The Flying Eagle, with the excursion barge Little Gate, on the Upper Mississippi River. (Keith Norrington collection)
Old Boat Column

The Flying Eagle

Originally named Irene D, this former rafter was built in 1888 at Rock Island, Ill. It was constructed on a wooden hull that measured 133.5 feet in length by 29.6 feet in width, and with a depth of 4.8 feet; tonnage was listed as 142. In 1898, the boat was rebuilt as the Flying Eagle by Capt. Thomas Adams of Quincy, Ill., who had purchased it for use as an excursion boat.

Records of the Steamboat Inspection Service indicate that the sternwheeler had a good safety record, with the only accident reported being that of a deckhand, Manuel Davis, getting scalded by steam escaping from the safety valve on April 2, 1901.

On June 3, 1903, at 10:30 in the morning, the Flying Eagle departed the landing at Hannibal, Mo., with the excursion barge Little Gate, loaded with members of the Park Methodist Church, in tow. The boats proceeded upstream through the draw span of the Wabash Railway Bridge. Due to the high stage of water and a strong cross current, the paddlewheel and stern of the Flying Eagle struck the protection works of the upper end of the draw span. The two vessels topped around against the bridge pier. The engines of the steamboat were immediately reversed in an attempt to straighten up, but the Flying Eagle unfortunately backed sharply against the rocky river bank. The sternwheel was quickly reduced to splinters and the boat was rendered helpless. The situation went from bad to worse as the riverboat broke loose from the barge and sank in 40 feet of water below the bridge. The excursion barge then struck the bridge and turned on its side. All but 60 people escaped onto the upper works of the bridge. A majority of those who could not seek refuge on the bridge were pulled from the river by the Hannibal ferry boat and by skiffs from locals who joined the rescue mission. Three passengers and one crew member lost their lives.

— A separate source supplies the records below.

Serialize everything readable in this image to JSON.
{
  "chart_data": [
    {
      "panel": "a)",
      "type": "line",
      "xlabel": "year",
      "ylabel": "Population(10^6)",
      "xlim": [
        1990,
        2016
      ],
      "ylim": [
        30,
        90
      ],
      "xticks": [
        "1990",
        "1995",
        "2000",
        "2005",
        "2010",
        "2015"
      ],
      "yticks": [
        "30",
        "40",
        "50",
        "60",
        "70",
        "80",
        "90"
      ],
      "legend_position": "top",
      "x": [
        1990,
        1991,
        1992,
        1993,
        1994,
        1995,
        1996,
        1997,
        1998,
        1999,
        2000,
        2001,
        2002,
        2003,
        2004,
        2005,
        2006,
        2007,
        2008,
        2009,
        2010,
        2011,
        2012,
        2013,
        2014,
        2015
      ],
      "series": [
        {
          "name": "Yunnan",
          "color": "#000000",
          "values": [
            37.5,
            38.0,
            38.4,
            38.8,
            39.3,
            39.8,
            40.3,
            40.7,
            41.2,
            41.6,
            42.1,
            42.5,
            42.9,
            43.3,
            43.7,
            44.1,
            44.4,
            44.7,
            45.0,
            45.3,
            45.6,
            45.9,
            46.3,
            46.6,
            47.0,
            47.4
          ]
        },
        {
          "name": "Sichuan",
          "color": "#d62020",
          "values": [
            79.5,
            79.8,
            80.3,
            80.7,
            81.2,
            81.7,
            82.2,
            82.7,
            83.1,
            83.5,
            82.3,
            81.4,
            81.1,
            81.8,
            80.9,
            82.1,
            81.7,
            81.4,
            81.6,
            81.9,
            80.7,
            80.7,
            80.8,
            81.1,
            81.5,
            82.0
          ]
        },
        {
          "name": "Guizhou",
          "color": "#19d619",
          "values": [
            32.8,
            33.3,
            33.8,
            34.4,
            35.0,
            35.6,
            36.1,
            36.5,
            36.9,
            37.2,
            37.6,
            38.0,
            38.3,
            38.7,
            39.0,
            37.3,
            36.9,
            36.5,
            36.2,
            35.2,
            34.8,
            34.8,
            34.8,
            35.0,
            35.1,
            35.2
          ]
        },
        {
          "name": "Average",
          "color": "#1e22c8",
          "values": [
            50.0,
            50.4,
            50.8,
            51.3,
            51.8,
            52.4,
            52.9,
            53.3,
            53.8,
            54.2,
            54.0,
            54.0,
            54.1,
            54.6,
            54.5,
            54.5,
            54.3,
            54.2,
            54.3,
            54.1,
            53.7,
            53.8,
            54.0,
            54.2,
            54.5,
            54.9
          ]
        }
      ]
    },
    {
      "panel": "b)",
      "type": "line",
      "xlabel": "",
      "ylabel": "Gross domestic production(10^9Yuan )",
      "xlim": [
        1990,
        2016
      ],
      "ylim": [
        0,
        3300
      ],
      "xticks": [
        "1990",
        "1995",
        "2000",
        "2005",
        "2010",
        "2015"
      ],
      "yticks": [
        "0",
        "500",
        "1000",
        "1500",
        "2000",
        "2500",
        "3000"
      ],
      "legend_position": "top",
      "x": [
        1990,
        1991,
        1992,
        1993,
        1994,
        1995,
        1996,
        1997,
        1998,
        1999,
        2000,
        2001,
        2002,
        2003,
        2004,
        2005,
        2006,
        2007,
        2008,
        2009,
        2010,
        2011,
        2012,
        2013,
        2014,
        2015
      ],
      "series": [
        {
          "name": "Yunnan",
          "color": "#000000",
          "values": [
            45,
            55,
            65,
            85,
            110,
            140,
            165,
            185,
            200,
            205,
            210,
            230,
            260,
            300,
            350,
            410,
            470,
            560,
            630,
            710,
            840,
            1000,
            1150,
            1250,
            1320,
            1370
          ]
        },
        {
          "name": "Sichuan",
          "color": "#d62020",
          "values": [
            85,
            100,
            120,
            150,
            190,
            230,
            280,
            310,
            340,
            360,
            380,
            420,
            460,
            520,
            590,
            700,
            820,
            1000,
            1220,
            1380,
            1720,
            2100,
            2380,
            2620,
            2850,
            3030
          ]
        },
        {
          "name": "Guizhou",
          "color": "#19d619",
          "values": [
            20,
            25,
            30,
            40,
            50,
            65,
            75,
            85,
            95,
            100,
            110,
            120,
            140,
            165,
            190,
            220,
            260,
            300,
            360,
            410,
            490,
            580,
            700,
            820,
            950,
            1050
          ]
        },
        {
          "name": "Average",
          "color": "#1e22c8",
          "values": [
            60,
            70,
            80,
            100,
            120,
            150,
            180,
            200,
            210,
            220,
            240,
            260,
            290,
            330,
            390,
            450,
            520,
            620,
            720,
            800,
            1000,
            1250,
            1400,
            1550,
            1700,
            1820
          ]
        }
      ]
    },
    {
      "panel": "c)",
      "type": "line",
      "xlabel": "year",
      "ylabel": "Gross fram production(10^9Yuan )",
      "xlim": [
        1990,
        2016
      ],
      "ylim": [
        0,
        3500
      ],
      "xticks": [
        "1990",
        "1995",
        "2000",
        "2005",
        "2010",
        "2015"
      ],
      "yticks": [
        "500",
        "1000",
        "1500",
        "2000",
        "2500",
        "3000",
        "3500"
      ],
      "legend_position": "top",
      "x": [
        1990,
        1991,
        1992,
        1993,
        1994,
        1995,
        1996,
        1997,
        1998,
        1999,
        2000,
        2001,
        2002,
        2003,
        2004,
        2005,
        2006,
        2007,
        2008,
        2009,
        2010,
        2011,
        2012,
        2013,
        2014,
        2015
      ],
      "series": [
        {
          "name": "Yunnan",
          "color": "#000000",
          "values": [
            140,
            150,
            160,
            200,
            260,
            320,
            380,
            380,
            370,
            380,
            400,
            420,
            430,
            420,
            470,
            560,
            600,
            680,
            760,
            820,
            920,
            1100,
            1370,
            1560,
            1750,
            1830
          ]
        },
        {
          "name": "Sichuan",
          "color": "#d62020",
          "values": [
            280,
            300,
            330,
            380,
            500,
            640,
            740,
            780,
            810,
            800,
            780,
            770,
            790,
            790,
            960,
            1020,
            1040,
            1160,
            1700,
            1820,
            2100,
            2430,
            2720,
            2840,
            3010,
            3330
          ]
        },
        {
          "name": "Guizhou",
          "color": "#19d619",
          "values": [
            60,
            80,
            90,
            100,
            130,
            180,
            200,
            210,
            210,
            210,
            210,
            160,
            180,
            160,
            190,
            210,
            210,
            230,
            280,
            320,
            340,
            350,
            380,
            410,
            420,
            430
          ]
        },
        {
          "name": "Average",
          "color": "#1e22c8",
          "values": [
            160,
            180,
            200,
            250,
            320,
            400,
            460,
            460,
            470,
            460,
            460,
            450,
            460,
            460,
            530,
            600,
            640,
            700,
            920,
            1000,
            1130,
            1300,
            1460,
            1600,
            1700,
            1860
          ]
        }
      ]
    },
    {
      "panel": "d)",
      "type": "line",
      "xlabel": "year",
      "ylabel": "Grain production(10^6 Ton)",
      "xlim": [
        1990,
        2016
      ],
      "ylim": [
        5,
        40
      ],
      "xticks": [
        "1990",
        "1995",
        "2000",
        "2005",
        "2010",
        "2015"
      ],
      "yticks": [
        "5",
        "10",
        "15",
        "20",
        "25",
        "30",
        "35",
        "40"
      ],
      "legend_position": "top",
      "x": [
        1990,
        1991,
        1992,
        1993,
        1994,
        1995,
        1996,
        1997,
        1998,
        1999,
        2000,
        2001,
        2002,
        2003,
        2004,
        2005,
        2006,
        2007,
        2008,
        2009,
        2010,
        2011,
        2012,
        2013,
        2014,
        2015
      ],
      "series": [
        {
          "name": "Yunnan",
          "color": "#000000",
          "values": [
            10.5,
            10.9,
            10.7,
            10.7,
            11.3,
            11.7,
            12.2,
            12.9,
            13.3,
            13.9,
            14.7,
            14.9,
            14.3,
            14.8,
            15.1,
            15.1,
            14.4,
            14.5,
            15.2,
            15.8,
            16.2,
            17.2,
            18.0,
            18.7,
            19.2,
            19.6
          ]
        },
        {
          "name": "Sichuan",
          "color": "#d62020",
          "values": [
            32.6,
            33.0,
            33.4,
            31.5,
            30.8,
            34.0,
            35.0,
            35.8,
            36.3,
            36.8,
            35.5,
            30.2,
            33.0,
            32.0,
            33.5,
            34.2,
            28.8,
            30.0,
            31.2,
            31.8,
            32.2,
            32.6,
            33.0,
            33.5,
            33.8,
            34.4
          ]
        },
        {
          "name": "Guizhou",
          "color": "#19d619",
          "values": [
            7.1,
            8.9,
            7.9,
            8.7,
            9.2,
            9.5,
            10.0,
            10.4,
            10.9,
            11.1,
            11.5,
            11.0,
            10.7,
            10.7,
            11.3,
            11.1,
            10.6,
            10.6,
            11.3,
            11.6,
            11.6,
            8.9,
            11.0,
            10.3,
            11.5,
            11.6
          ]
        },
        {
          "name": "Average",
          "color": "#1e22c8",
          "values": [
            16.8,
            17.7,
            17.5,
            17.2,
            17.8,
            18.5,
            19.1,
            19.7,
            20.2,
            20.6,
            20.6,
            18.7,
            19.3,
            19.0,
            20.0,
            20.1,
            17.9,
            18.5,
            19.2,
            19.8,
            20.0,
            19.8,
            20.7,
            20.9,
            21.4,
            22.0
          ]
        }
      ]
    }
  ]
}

At the time of the accident, Capt. Thomas Adams (owner of the boat) was in command. Capt. Frank Slater was on watch in the pilothouse, with Edward

Meals presiding in the engineroom; A. Roberts was the steward.

Reportedly, the unlucky vessel was the second steamboat to carry the name Flying Eagle. A previous boat was originally the sternwheeler Savanna, built in 1863 at Brownsville, Pa. Constructed on a wooden hull measuring 156 feet by 35 feet, the vessel operated between Pittsburgh and St. Louis, in command of Capt. Isaac Mason. This riverboat was heavily damaged in an ice gorge at St. Louis on December 12, 1876. During the spring of 1881, the sternwheeler was rebuilt and renamed Flying Eagle, operating in the St. Louis-St. Paul trade, under the command of Capt. Thomas Boland. The steamboat sank at St. Louis in 1888.

Fifty Years Ago: Curator Ruth Ferris stands at the counter of the Eagle Boat Store in the Midship Museum aboard the steamer Becky Thatcher in 1969. (Keith Norrington collection)
Fifty Years Ago: Curator Ruth Ferris stands at the counter of the Eagle Boat Store in the Midship Museum aboard the steamer Becky Thatcher in 1969. (Keith Norrington collection)

River Trivia

It was 50 years ago this spring, on the weekend of April 12–13, 1969, that the Midship Museum first opened to the public aboard the Becky Thatcher (formerly the steamer Mississippi) at the St. Louis levee. Designed and curated by beloved river historian Ruth Ferris (1897-1993), the museum contained dazzling displays of artifacts from the Eagle Packet Company, Goldenrod Showboat, Eagle Boat Store, Streckfus Steamers and other riverboat memorabilia.